People argued that the money could have been better spent elsewhere. They argue that hospitals need beds and the police need cars.

They argued that the Government was paying athletes who were already rich money for something that they do largely for themselves.

To all these naysayers I say poppycock.

Just to hear the athletes express their gratitude for what was done in their honour was worth the $82 million.

Too many of us however, feel that the government wasted money on the three-day celebrations. Maybe three days was one day too many, but I will never argue that they spend was a waste.

 

positive exposure

 

I would argue, however, that we still owe the athletes some money because the positive exposure they give this country we could never pay for. The success of the athletes help deflect attention from the dire financial straits this country finds itself in and the rampant crime that is threatening to derail everything that has been achieved in the past few years in trying to get Jamaica's economy back on track.

The athletes also bring a much-needed feel-good factor to a people who spend most days trying to survive to the next. Hardships there are but the grass is green and the sun shineth. That is what the colours of the national flag represents. The black is represents the hardship and the gold, in this day and age, represents the athletes.

They are the shining stars that make us all forget our troubles even in the toughest of times.

There is no amount of money in the world that can pay for that.

Having said that, there is a misconception that all our athletes are rich. Not true.

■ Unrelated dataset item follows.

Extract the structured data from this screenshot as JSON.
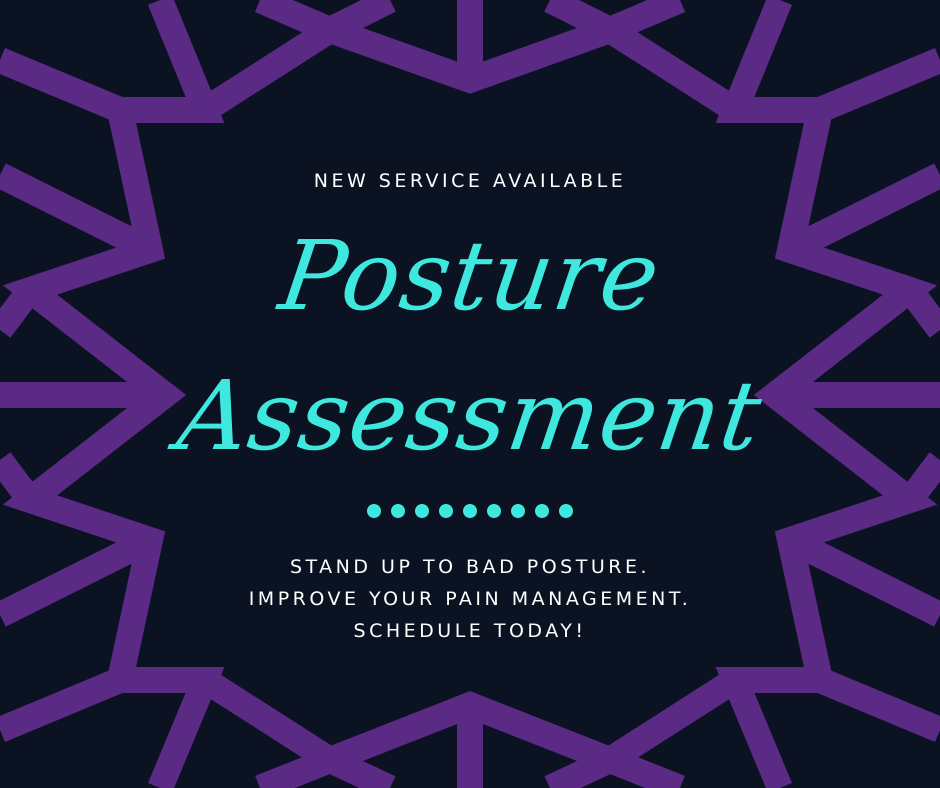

There are a handful of athletes who could be described as being rich. Most of them are hungry, struggling people, trying to use their athletic talents to make a breakthrough so they can help themselves and their families.

Many struggle like you and I. They wake up each day with bills to pay, food to find and figuring out how to keep a roof over their heads. So when the Government decides to share up some money between them, don't envy them.

 

daily struggles

 

Instead, be happy for them because they really need it and those few thousand US dollars could make the difference between them quitting or carrying on.

We tend only to see our athletes when they are on the track or in the field vying for medals. We don't know their daily struggles with injuries, trying to eat right, and being able to afford medication should they get injured.

We can't relate to the idea that many of our athletes go hungry for days because they don't work otherwise but have to commit to training under a coach who they have to pay. We can't relate to the idea of them paying for visas so they can travel to meets just to be able to earn a small change that can tide them over until their agent finds them another meet to compete at.

There are many more challenges that the athletes face each day but they continue to do us proud even when we curse them and call them worthless when they fail to meet our expectations.

Going forward however, I think we need to become more aware of the value these kids to Jamaica. When we do we will realize the sacrifices they make and, in most cases, the little reward they receive in return.

We will also come to realize that $82 million Jamaican dollars is a small price to pay for the abundance of joy they bring us each year.